Hence, this ratio function can easily estimate the divergence between old and current policies.

=== PPO objective function ===
The objective function of PPO takes the expectation operator (denoted as $E$) which means that this function will be computed over quantities of trajectories. The expectation operator takes the minimum of two terms:

1. $r_t(\theta) \cdot A$: this is the product of the ratio function and the advantage function introduced in TRPO, also known as the normal policy gradient objective.
2. $\operatorname{clip}(r_t(\theta)) \cdot A$: the policy ratio is first clipped to the range $[1 - \epsilon, 1 + \epsilon]$; generally, $\epsilon$ is defined to be 0.2. Then, as before, it is multiplied by the advantage.

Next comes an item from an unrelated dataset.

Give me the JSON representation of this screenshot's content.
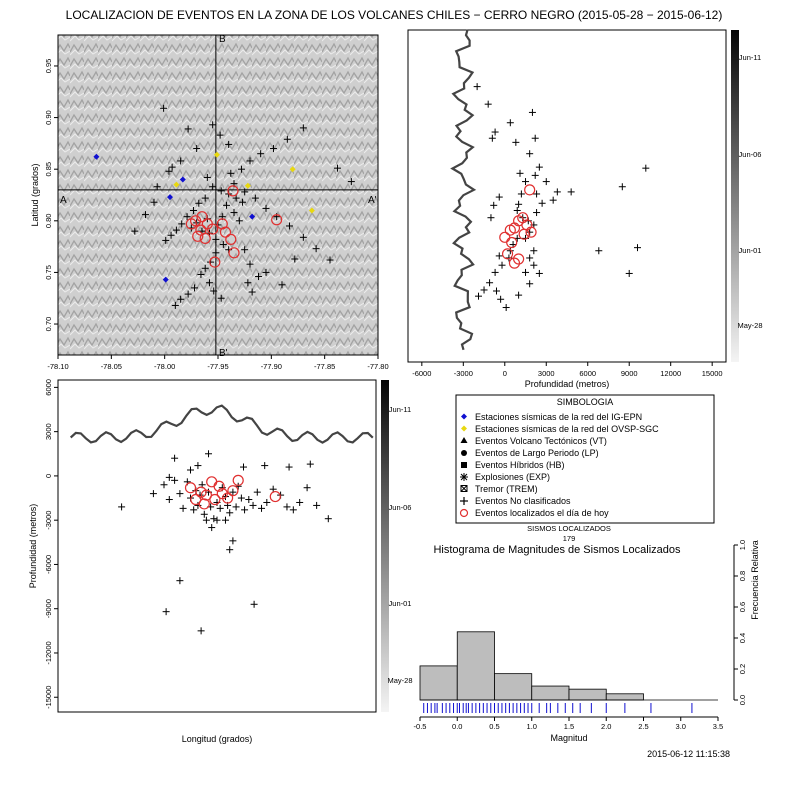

The fundamental intuition behind PPO is the same as that of TRPO: conservatism. Clipping results in a conservative advantage estimate of the new policy. The reasoning is that if an agent makes significant changes due to high advantage estimates, its policy update will be large and unstable, and may diverge from the optimal policy with little possibility of recovery. There are two common applications of the clipping function: when an action under a new policy happens to be a good choice based on the advantage function, the clipping function limits how much credit can be given to a new policy for up-weighted good actions. On the other hand, when an action under the old policy is judged to be bad, the clipping function constrains how much the agent can accept the down-weighted bad actions of the new policy. Consequently, the clipping mechanism is designed to discourage the incentive of moving beyond the defined range by clipping both directions. The advantage of this method is that it can be optimized directly with gradient descent, as opposed to the strict KL divergence constraint of TRPO, making the implementation faster and more intuitive.

After computing the clipped surrogate objective function, the agent has two probability ratios: one non-clipped and one clipped. Then, by taking the minimum of the two objectives, the final objective becomes a lower bound (a pessimistic bound) of what the agent knows is possible. In other words, the minimum method makes sure that the agent is doing the safest possible update.

== Advantages ==

=== Simplicity ===
PPO approximates what TRPO does, with considerably less computation. It uses first-order optimization (the clip function) to constrain the policy update, while TRPO uses KL divergence constraints (second-order optimization). Compared to TRPO, the PPO method is relatively easy to implement and requires less computational resource and time. Therefore, it is cheaper and more efficient to use PPO in large-scale problems.

=== Stability ===
While other RL algorithms require hyperparameter tuning, PPO comparatively does not require as much (0.2 for epsilon can be used in most cases). Also, PPO does not require sophisticated optimization techniques. It can be easily practiced with standard deep learning frameworks and generalized to a broad range of tasks.

=== Sample efficiency ===
Sample efficiency indicates whether the algorithms need more or less data to train a good policy. PPO achieved sample efficiency because of its use of surrogate objectives. The surrogate objective allows PPO to avoid the new policy moving too far from the old policy; the clip function regularizes the policy update and reuses training data. Sample efficiency is especially useful for complicated and high-dimensional tasks, where data collection and computation can be costly.